As technology and the human experience blend more each day, does this mean that our memories will never be pure? Will technology dictate what we can and cannot remember, or will it simply enhance our memories even as we are experiencing them? Illustrator and creative digital pioneer Shilo Shiv Suleman believes that technology, even as it impacts every aspect of life, can be used to strengthen life’s beautiful moments.
Suleman was recently the focus of Cisco’s newest series of digital shorts titled “My Networked Life.” Cisco’s digital web series takes individual looks at young artists and entrepreneurs as they build and create through networked technology.
In “My Networked Life” Suleman explains her career as a digital storyteller as being akin to “a digital gypsy.” Suleman’s blog, which blends images and narrative, was also discovered by the INK conferences, which lead to a TED Talk appearance. The emphasis of her TED Talk and “My Networked Life” episode was on her mobile application “Khoya.” The app blends story and imagery together in conjunction with technology in an attempt to explore how technology, reality and magic can all be synonymous.
I caught up with Suleman to talk about modern storytelling as well as preserving memories with and without new technologies.
In your TED Talk and also in “My Networked Life,” you mention that you want to bring the concept of magic into technology. But at some point, hasn’t technology just become modern magic?
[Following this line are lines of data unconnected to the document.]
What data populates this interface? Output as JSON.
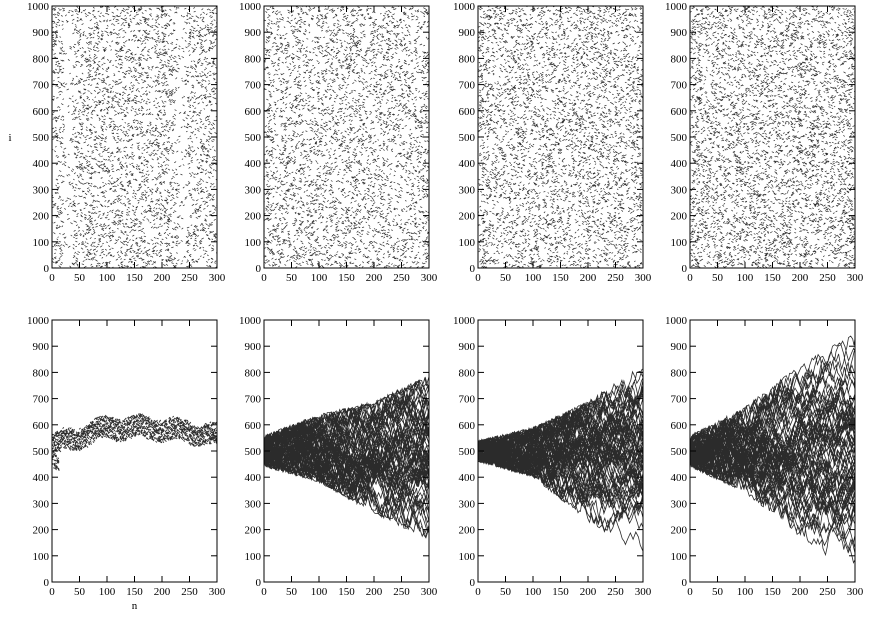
{
  "chart_data": [
    {
      "type": "scatter",
      "row": 0,
      "col": 0,
      "pattern": "noise",
      "density": 0.95,
      "gaps": [
        20,
        38,
        227,
        244
      ],
      "xlim": [
        0,
        300
      ],
      "ylim": [
        0,
        1000
      ],
      "xticks": [
        0,
        50,
        100,
        150,
        200,
        250,
        300
      ],
      "yticks": [
        0,
        100,
        200,
        300,
        400,
        500,
        600,
        700,
        800,
        900,
        1000
      ],
      "xlabel": "",
      "ylabel": "i",
      "color": "#2b2b2b"
    },
    {
      "type": "scatter",
      "row": 0,
      "col": 1,
      "pattern": "noise",
      "density": 1.0,
      "gaps": [],
      "xlim": [
        0,
        300
      ],
      "ylim": [
        0,
        1000
      ],
      "xticks": [
        0,
        50,
        100,
        150,
        200,
        250,
        300
      ],
      "yticks": [
        0,
        100,
        200,
        300,
        400,
        500,
        600,
        700,
        800,
        900,
        1000
      ],
      "xlabel": "",
      "ylabel": "",
      "color": "#2b2b2b"
    },
    {
      "type": "scatter",
      "row": 0,
      "col": 2,
      "pattern": "noise",
      "density": 1.1,
      "gaps": [],
      "xlim": [
        0,
        300
      ],
      "ylim": [
        0,
        1000
      ],
      "xticks": [
        0,
        50,
        100,
        150,
        200,
        250,
        300
      ],
      "yticks": [
        0,
        100,
        200,
        300,
        400,
        500,
        600,
        700,
        800,
        900,
        1000
      ],
      "xlabel": "",
      "ylabel": "",
      "color": "#2b2b2b"
    },
    {
      "type": "scatter",
      "row": 0,
      "col": 3,
      "pattern": "noise",
      "density": 1.2,
      "gaps": [],
      "xlim": [
        0,
        300
      ],
      "ylim": [
        0,
        1000
      ],
      "xticks": [
        0,
        50,
        100,
        150,
        200,
        250,
        300
      ],
      "yticks": [
        0,
        100,
        200,
        300,
        400,
        500,
        600,
        700,
        800,
        900,
        1000
      ],
      "xlabel": "",
      "ylabel": "",
      "color": "#2b2b2b"
    },
    {
      "type": "scatter",
      "row": 1,
      "col": 0,
      "pattern": "band",
      "start": [
        0,
        500
      ],
      "center": [
        [
          0,
          520
        ],
        [
          100,
          590
        ],
        [
          200,
          585
        ],
        [
          300,
          560
        ]
      ],
      "halfwidth": [
        [
          0,
          40
        ],
        [
          300,
          40
        ]
      ],
      "xlim": [
        0,
        300
      ],
      "ylim": [
        0,
        1000
      ],
      "xticks": [
        0,
        50,
        100,
        150,
        200,
        250,
        300
      ],
      "yticks": [
        0,
        100,
        200,
        300,
        400,
        500,
        600,
        700,
        800,
        900,
        1000
      ],
      "xlabel": "n",
      "ylabel": "",
      "color": "#2b2b2b"
    },
    {
      "type": "scatter",
      "row": 1,
      "col": 1,
      "pattern": "fan",
      "start": [
        0,
        500
      ],
      "upper": [
        [
          0,
          560
        ],
        [
          100,
          640
        ],
        [
          200,
          690
        ],
        [
          300,
          790
        ]
      ],
      "lower": [
        [
          0,
          440
        ],
        [
          100,
          380
        ],
        [
          200,
          260
        ],
        [
          300,
          160
        ]
      ],
      "xlim": [
        0,
        300
      ],
      "ylim": [
        0,
        1000
      ],
      "xticks": [
        0,
        50,
        100,
        150,
        200,
        250,
        300
      ],
      "yticks": [
        0,
        100,
        200,
        300,
        400,
        500,
        600,
        700,
        800,
        900,
        1000
      ],
      "xlabel": "",
      "ylabel": "",
      "color": "#2b2b2b"
    },
    {
      "type": "scatter",
      "row": 1,
      "col": 2,
      "pattern": "fan",
      "start": [
        0,
        500
      ],
      "upper": [
        [
          0,
          540
        ],
        [
          100,
          590
        ],
        [
          200,
          690
        ],
        [
          300,
          830
        ]
      ],
      "lower": [
        [
          0,
          460
        ],
        [
          100,
          400
        ],
        [
          200,
          230
        ],
        [
          300,
          100
        ]
      ],
      "xlim": [
        0,
        300
      ],
      "ylim": [
        0,
        1000
      ],
      "xticks": [
        0,
        50,
        100,
        150,
        200,
        250,
        300
      ],
      "yticks": [
        0,
        100,
        200,
        300,
        400,
        500,
        600,
        700,
        800,
        900,
        1000
      ],
      "xlabel": "",
      "ylabel": "",
      "color": "#2b2b2b"
    },
    {
      "type": "scatter",
      "row": 1,
      "col": 3,
      "pattern": "fan",
      "start": [
        0,
        500
      ],
      "upper": [
        [
          0,
          560
        ],
        [
          100,
          670
        ],
        [
          200,
          830
        ],
        [
          300,
          950
        ]
      ],
      "lower": [
        [
          0,
          440
        ],
        [
          100,
          340
        ],
        [
          200,
          170
        ],
        [
          300,
          10
        ]
      ],
      "xlim": [
        0,
        300
      ],
      "ylim": [
        0,
        1000
      ],
      "xticks": [
        0,
        50,
        100,
        150,
        200,
        250,
        300
      ],
      "yticks": [
        0,
        100,
        200,
        300,
        400,
        500,
        600,
        700,
        800,
        900,
        1000
      ],
      "xlabel": "",
      "ylabel": "",
      "color": "#2b2b2b"
    }
  ]
}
Shilo Shiv Suleman: Of course technology is modern magic. When we’re flying through the sky in planes, it’s much like magic carpets. We’re realizing magic with technology every second. But I feel what really is missing is the sense of wonder, of fantasy and childlike-ness that makes it less about the functionality and usability of technology and more about the magic. It’s this kind of obsession with functionality that I try and stay away from. While most people see an iPad as a great thing to watch movies on, or make lists, or create calenders and check mail, I see a device that’s really revolutionizing the way we tell stories.
Your idea of blending images and story — did you take any inspiration from classic comic books and the digital comics that Marvel and DC just began rolling out for the iPad?
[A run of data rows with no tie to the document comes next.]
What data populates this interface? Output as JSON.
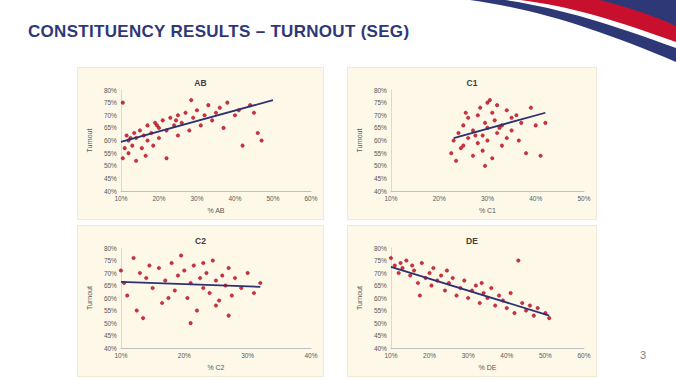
{
  "slide": {
    "title": "CONSTITUENCY RESULTS – TURNOUT (SEG)",
    "page": 3
  },
  "chart_data": [
    {
      "type": "scatter",
      "title": "AB",
      "x_label": "% AB",
      "y_label": "Turnout",
      "grid": false,
      "xlim": [
        10,
        60
      ],
      "xticks": [
        {
          "value": 10,
          "label": "10%"
        },
        {
          "value": 20,
          "label": "20%"
        },
        {
          "value": 30,
          "label": "30%"
        },
        {
          "value": 40,
          "label": "40%"
        },
        {
          "value": 50,
          "label": "50%"
        },
        {
          "value": 60,
          "label": "60%"
        }
      ],
      "ylim": [
        40,
        80
      ],
      "yticks": [
        {
          "value": 40,
          "label": "40%"
        },
        {
          "value": 45,
          "label": "45%"
        },
        {
          "value": 50,
          "label": "50%"
        },
        {
          "value": 55,
          "label": "55%"
        },
        {
          "value": 60,
          "label": "60%"
        },
        {
          "value": 65,
          "label": "65%"
        },
        {
          "value": 70,
          "label": "70%"
        },
        {
          "value": 75,
          "label": "75%"
        },
        {
          "value": 80,
          "label": "80%"
        }
      ],
      "series": [
        {
          "type": "scatter",
          "color": "#c00018",
          "marker": "circle",
          "x": [
            10.5,
            11,
            11.5,
            12,
            12,
            13,
            13.5,
            14,
            14,
            15,
            15.5,
            16,
            17,
            17,
            18,
            18.5,
            19,
            20,
            20,
            21,
            22,
            22,
            23,
            24,
            25,
            25,
            26,
            27,
            28,
            29,
            30,
            31,
            32,
            33,
            34,
            35,
            36,
            37,
            38,
            40,
            41,
            42,
            44,
            45,
            46,
            47,
            10.5,
            12.5,
            16.5,
            19.5,
            24.5,
            28.5
          ],
          "values": [
            75,
            57,
            62,
            55,
            60,
            58,
            63,
            52,
            61,
            64,
            57,
            62,
            60,
            66,
            63,
            58,
            67,
            65,
            61,
            68,
            64,
            53,
            69,
            66,
            62,
            70,
            67,
            71,
            64,
            69,
            72,
            66,
            70,
            74,
            68,
            71,
            73,
            65,
            75,
            70,
            72,
            58,
            74,
            71,
            63,
            60,
            53,
            61,
            54,
            66,
            68,
            76
          ]
        },
        {
          "type": "line",
          "color": "#2e3170",
          "line_style": "solid",
          "x": [
            10,
            50
          ],
          "values": [
            59.5,
            76
          ]
        }
      ]
    },
    {
      "type": "scatter",
      "title": "C1",
      "x_label": "% C1",
      "y_label": "Turnout",
      "grid": false,
      "xlim": [
        10,
        50
      ],
      "xticks": [
        {
          "value": 10,
          "label": "10%"
        },
        {
          "value": 20,
          "label": "20%"
        },
        {
          "value": 30,
          "label": "30%"
        },
        {
          "value": 40,
          "label": "40%"
        },
        {
          "value": 50,
          "label": "50%"
        }
      ],
      "ylim": [
        40,
        80
      ],
      "yticks": [
        {
          "value": 40,
          "label": "40%"
        },
        {
          "value": 45,
          "label": "45%"
        },
        {
          "value": 50,
          "label": "50%"
        },
        {
          "value": 55,
          "label": "55%"
        },
        {
          "value": 60,
          "label": "60%"
        },
        {
          "value": 65,
          "label": "65%"
        },
        {
          "value": 70,
          "label": "70%"
        },
        {
          "value": 75,
          "label": "75%"
        },
        {
          "value": 80,
          "label": "80%"
        }
      ],
      "series": [
        {
          "type": "scatter",
          "color": "#c00018",
          "marker": "circle",
          "x": [
            22.5,
            23,
            23.5,
            24,
            24.5,
            25,
            25,
            26,
            26,
            27,
            27,
            28,
            28,
            28.5,
            29,
            29,
            29.5,
            30,
            30,
            30,
            31,
            31,
            31.5,
            32,
            32,
            33,
            33,
            34,
            34,
            35,
            35,
            36,
            37,
            38,
            39,
            40,
            41,
            42,
            25.5,
            27.5,
            29.5,
            30.5,
            32.5,
            36.5
          ],
          "values": [
            55,
            60,
            52,
            63,
            57,
            66,
            58,
            61,
            69,
            54,
            64,
            70,
            59,
            73,
            62,
            56,
            67,
            75,
            65,
            60,
            71,
            53,
            68,
            63,
            74,
            66,
            58,
            72,
            61,
            69,
            64,
            70,
            67,
            55,
            73,
            66,
            54,
            67,
            71,
            62,
            50,
            76,
            65,
            60
          ]
        },
        {
          "type": "line",
          "color": "#2e3170",
          "line_style": "solid",
          "x": [
            23,
            42
          ],
          "values": [
            61,
            71
          ]
        }
      ]
    },
    {
      "type": "scatter",
      "title": "C2",
      "x_label": "% C2",
      "y_label": "Turnout",
      "grid": false,
      "xlim": [
        10,
        40
      ],
      "xticks": [
        {
          "value": 10,
          "label": "10%"
        },
        {
          "value": 20,
          "label": "20%"
        },
        {
          "value": 30,
          "label": "30%"
        },
        {
          "value": 40,
          "label": "40%"
        }
      ],
      "ylim": [
        40,
        80
      ],
      "yticks": [
        {
          "value": 40,
          "label": "40%"
        },
        {
          "value": 45,
          "label": "45%"
        },
        {
          "value": 50,
          "label": "50%"
        },
        {
          "value": 55,
          "label": "55%"
        },
        {
          "value": 60,
          "label": "60%"
        },
        {
          "value": 65,
          "label": "65%"
        },
        {
          "value": 70,
          "label": "70%"
        },
        {
          "value": 75,
          "label": "75%"
        },
        {
          "value": 80,
          "label": "80%"
        }
      ],
      "series": [
        {
          "type": "scatter",
          "color": "#c00018",
          "marker": "circle",
          "x": [
            10,
            10.5,
            11,
            12,
            12.5,
            13,
            14,
            14.5,
            15,
            16,
            16.5,
            17,
            18,
            18.5,
            19,
            20,
            20.5,
            21,
            21.5,
            22,
            22.5,
            23,
            23.5,
            24,
            24.5,
            25,
            25.5,
            26,
            26.5,
            27,
            27.5,
            28,
            29,
            30,
            31,
            32,
            13.5,
            17.5,
            19.5,
            21,
            23,
            25,
            27
          ],
          "values": [
            71,
            66,
            61,
            76,
            55,
            70,
            68,
            73,
            64,
            72,
            58,
            67,
            74,
            63,
            69,
            71,
            60,
            66,
            73,
            55,
            68,
            64,
            70,
            62,
            75,
            67,
            59,
            69,
            65,
            72,
            61,
            68,
            64,
            70,
            62,
            66,
            52,
            60,
            77,
            50,
            74,
            57,
            53
          ]
        },
        {
          "type": "line",
          "color": "#2e3170",
          "line_style": "solid",
          "x": [
            10,
            32
          ],
          "values": [
            66.5,
            64.5
          ]
        }
      ]
    },
    {
      "type": "scatter",
      "title": "DE",
      "x_label": "% DE",
      "y_label": "Turnout",
      "grid": false,
      "xlim": [
        10,
        60
      ],
      "xticks": [
        {
          "value": 10,
          "label": "10%"
        },
        {
          "value": 20,
          "label": "20%"
        },
        {
          "value": 30,
          "label": "30%"
        },
        {
          "value": 40,
          "label": "40%"
        },
        {
          "value": 50,
          "label": "50%"
        },
        {
          "value": 60,
          "label": "60%"
        }
      ],
      "ylim": [
        40,
        80
      ],
      "yticks": [
        {
          "value": 40,
          "label": "40%"
        },
        {
          "value": 45,
          "label": "45%"
        },
        {
          "value": 50,
          "label": "50%"
        },
        {
          "value": 55,
          "label": "55%"
        },
        {
          "value": 60,
          "label": "60%"
        },
        {
          "value": 65,
          "label": "65%"
        },
        {
          "value": 70,
          "label": "70%"
        },
        {
          "value": 75,
          "label": "75%"
        },
        {
          "value": 80,
          "label": "80%"
        }
      ],
      "series": [
        {
          "type": "scatter",
          "color": "#c00018",
          "marker": "circle",
          "x": [
            10,
            11,
            12,
            12.5,
            13,
            14,
            15,
            15.5,
            16,
            17,
            18,
            19,
            20,
            20.5,
            21,
            22,
            23,
            24,
            25,
            26,
            27,
            28,
            29,
            30,
            31,
            32,
            33,
            34,
            35,
            36,
            37,
            38,
            39,
            40,
            41,
            42,
            43,
            44,
            45,
            46,
            47,
            48,
            50,
            51,
            17.5,
            24.5,
            33.5
          ],
          "values": [
            76,
            73,
            70,
            74,
            72,
            75,
            69,
            73,
            71,
            66,
            74,
            68,
            70,
            65,
            72,
            67,
            69,
            63,
            66,
            68,
            61,
            64,
            67,
            60,
            63,
            65,
            58,
            62,
            60,
            64,
            57,
            61,
            59,
            56,
            62,
            54,
            75,
            58,
            55,
            57,
            53,
            56,
            54,
            52,
            61,
            71,
            66
          ]
        },
        {
          "type": "line",
          "color": "#2e3170",
          "line_style": "solid",
          "x": [
            10,
            51
          ],
          "values": [
            72.5,
            53
          ]
        }
      ]
    }
  ]
}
Suleman: Well, this is something I’m juggling at the moment, actually. With the current version of Khoya, it’s a lot of text, it’s a lot of imagery, it’s a lot of interaction, it’s a lot of animated screens. The balance of interaction-sound-video-text-illustration and user interface is pretty tricky, and with each children’s book out in the market I see people trying different things. With Moonbot’s books, for example, I see them bringing their Pixar background to create essentially interactive movies. With us — we do want kids to get back to reading too, so we’ve maintained a lot of text. But no, I haven’t actually seen the Marvel and DC iPad versions. With the next book of Khoya though, we’re experimenting with episodic smaller books (more comic book style) rather than a big chunk of a book at once. It’s all a big experiment though, so lets see how it works.
Much of your art is a surreal style, yet technology is so grounded in reality and hard cold truths with little room for interpretation. How do you blend these two things that are so different?
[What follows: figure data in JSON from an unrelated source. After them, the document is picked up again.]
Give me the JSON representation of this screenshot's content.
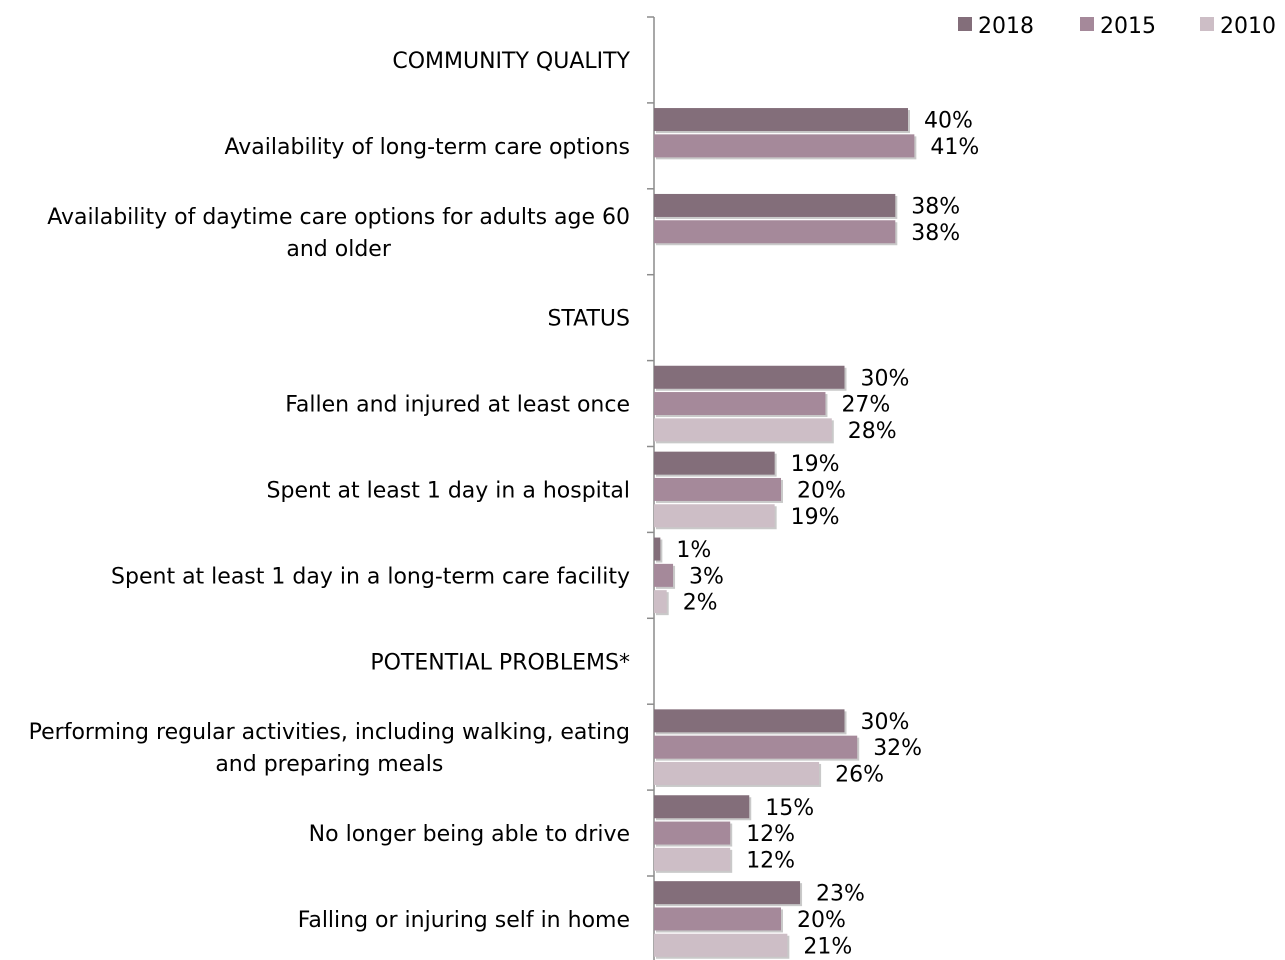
{
  "chart_data": {
    "type": "bar",
    "orientation": "horizontal",
    "legend_position": "top-right",
    "grid": false,
    "series": [
      {
        "name": "2018",
        "color": "#836E7A"
      },
      {
        "name": "2015",
        "color": "#A5899A"
      },
      {
        "name": "2010",
        "color": "#CDBEC6"
      }
    ],
    "xlim": [
      0,
      100
    ],
    "rows": [
      {
        "label": "COMMUNITY QUALITY",
        "kind": "section"
      },
      {
        "label": "Availability of long-term care options",
        "kind": "item",
        "values": [
          40,
          41,
          null
        ],
        "value_labels": [
          "40%",
          "41%",
          null
        ]
      },
      {
        "label": "Availability of daytime care options for adults age 60 and older",
        "kind": "item",
        "values": [
          38,
          38,
          null
        ],
        "value_labels": [
          "38%",
          "38%",
          null
        ]
      },
      {
        "label": "STATUS",
        "kind": "section"
      },
      {
        "label": "Fallen and injured at least once",
        "kind": "item",
        "values": [
          30,
          27,
          28
        ],
        "value_labels": [
          "30%",
          "27%",
          "28%"
        ]
      },
      {
        "label": "Spent at least 1 day in a hospital",
        "kind": "item",
        "values": [
          19,
          20,
          19
        ],
        "value_labels": [
          "19%",
          "20%",
          "19%"
        ]
      },
      {
        "label": "Spent at least 1 day in a long-term care facility",
        "kind": "item",
        "values": [
          1,
          3,
          2
        ],
        "value_labels": [
          "1%",
          "3%",
          "2%"
        ]
      },
      {
        "label": "POTENTIAL PROBLEMS*",
        "kind": "section"
      },
      {
        "label": "Performing regular activities, including walking, eating and preparing meals",
        "kind": "item",
        "values": [
          30,
          32,
          26
        ],
        "value_labels": [
          "30%",
          "32%",
          "26%"
        ]
      },
      {
        "label": "No longer being able to drive",
        "kind": "item",
        "values": [
          15,
          12,
          12
        ],
        "value_labels": [
          "15%",
          "12%",
          "12%"
        ]
      },
      {
        "label": "Falling or injuring self in home",
        "kind": "item",
        "values": [
          23,
          20,
          21
        ],
        "value_labels": [
          "23%",
          "20%",
          "21%"
        ]
      }
    ]
  }
}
Suleman: When I was in Paris, I bought French lace and hot chocolate. In London, I bought crochet and flowers for my hair and hipster glasses. In India, I buy spices and embroidery and silks. In Berlin, I found big industrial boots and heavy jackets. Our markets have always had things that have been so unique and so beautiful. But somehow, this hasn’t translated to the digital realm at all. Why are our digital markets so plain? So that’s also what I’m trying to play with: being a crafts person, an artisan in a digital world, and bringing a bit of a cultural, handmade thing to the digital world. I don’t think it’s hard either. I think it just needs a bit of a mind-shift away from what we expect to see on digital spaces.
In “My Networked Life,” you mention that digital networks are making education more available. Do you also believe that being connected to literally everything may also steal some mystery and wonder from the world?
Suleman: I think it’s something we’re all learning. Families and technology, travel and technology, moments and technology. It brings people all over the world together and keeps relationships alive and creates new relationships but also has the danger of taking away from one-on-one time with our families, It has the danger of making us people who are constantly distracted.